Reaching the end of a PGDip in Journalism, but yet to complete an MA, I’m starting to ask whether I can take any more education.
Having pretty much completed a life time of education I wonder how I have managed to cope with copious amounts of force fed knowledge, much of which I have already forgotten. Pythagoras? I used to know what that meant.
As a four year old I dreaded going to school but these days children are being forced into the system much earlier.
There are the 0-4 year olds who are dumped in a neighbourhood nursery after their parents have decided they must go back to work.
These kids have a lifetime of education to look forward to. Endless Maths lessons staring absently out the window, wishing they were on the football field instead. Yellis tests, SATS, GCSE’S, A Levels, and so on, and so on. There is a never -ending list of tests and examinations, and that’s without mentioning the mocks.
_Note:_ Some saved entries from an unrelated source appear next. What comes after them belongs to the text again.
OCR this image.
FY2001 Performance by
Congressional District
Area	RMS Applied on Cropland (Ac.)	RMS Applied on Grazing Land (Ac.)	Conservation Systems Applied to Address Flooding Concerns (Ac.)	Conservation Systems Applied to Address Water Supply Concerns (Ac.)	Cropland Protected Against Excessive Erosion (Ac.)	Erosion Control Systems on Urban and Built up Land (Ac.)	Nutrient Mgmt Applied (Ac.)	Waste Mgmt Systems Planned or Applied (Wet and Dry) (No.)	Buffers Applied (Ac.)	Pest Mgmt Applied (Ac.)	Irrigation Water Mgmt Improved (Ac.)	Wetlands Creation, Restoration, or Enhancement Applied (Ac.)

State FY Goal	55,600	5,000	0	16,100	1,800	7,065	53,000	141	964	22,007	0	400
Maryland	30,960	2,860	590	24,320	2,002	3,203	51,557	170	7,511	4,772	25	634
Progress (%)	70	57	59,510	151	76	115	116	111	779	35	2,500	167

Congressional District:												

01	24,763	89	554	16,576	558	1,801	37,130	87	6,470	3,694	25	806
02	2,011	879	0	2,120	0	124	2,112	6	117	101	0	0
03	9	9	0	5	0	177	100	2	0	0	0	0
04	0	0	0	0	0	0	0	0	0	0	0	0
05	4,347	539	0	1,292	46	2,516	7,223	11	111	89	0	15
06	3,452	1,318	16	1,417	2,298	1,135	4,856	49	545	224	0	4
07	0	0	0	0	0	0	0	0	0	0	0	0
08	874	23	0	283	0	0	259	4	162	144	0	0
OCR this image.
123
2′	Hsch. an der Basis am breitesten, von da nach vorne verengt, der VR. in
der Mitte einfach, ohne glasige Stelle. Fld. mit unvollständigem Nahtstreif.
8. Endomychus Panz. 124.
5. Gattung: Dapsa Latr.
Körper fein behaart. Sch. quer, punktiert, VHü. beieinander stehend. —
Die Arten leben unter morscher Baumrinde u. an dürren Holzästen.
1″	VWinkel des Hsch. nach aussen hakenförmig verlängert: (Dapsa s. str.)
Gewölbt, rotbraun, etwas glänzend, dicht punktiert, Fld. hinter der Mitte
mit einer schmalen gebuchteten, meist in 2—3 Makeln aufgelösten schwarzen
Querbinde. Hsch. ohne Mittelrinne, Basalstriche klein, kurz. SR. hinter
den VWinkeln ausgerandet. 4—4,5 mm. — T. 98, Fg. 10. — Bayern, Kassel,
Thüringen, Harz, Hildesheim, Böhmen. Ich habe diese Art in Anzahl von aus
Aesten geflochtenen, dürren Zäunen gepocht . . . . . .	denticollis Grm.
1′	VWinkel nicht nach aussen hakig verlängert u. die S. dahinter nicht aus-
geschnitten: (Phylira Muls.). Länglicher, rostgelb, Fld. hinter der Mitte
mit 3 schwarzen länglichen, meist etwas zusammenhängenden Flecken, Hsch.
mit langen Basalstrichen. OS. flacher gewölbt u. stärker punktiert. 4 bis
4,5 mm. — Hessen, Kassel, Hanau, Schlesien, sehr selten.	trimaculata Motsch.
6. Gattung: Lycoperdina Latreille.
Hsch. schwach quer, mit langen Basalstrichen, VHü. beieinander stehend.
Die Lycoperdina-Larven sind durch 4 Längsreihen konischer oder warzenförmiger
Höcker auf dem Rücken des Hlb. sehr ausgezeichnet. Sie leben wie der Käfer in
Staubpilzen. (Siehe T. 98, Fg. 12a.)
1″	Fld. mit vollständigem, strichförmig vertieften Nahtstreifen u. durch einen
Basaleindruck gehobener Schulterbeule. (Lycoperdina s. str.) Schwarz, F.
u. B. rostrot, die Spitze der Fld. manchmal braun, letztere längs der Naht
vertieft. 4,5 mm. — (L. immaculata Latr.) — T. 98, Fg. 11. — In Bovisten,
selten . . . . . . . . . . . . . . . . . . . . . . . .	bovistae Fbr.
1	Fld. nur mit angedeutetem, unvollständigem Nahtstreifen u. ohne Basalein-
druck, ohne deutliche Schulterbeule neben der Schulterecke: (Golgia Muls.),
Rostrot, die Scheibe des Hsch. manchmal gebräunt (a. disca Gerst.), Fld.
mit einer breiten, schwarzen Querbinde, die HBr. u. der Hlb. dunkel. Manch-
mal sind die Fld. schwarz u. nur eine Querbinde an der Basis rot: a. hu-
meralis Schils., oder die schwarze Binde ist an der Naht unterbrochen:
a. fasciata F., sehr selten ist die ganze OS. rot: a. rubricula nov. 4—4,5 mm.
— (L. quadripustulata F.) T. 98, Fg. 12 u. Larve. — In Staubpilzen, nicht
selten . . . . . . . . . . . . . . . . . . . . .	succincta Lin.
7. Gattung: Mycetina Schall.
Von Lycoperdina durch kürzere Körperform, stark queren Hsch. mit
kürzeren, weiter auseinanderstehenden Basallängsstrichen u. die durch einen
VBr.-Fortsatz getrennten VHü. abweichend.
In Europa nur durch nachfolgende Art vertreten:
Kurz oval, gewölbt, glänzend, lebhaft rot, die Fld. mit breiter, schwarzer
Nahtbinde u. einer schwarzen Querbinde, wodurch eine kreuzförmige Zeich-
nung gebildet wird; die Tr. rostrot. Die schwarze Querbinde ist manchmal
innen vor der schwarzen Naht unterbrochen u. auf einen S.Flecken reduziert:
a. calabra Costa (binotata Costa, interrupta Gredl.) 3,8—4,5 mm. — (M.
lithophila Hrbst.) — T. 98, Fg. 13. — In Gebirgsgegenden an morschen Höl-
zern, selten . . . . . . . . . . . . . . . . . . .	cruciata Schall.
With the responsibility for children passed to nursery workers, do children have the chance to develop the necessary primary attachment. This is something which scientific research has proven is essential to normal development – to grow to be emotionally stable. Those without it, according to recent research, are more likely to be aggressive, emotionally unstable and could end up in prison.
While the government is understandably keen to keep parents in work, the already growing teen/knife culture will only get worse if children have no opportunity to discover what a loving relationship is. If they feel they have no parent or attachment figure to turn to the results can be disastrous.
Society needs future generations to grow into stable adults. However with the government’s proposition for compulsory education up to the age of 18 and ‘extended school’ hours from eight in the morning to six at night, is education, education, education just an excuse for cheap and ineffective childcare with unforeseen consequences?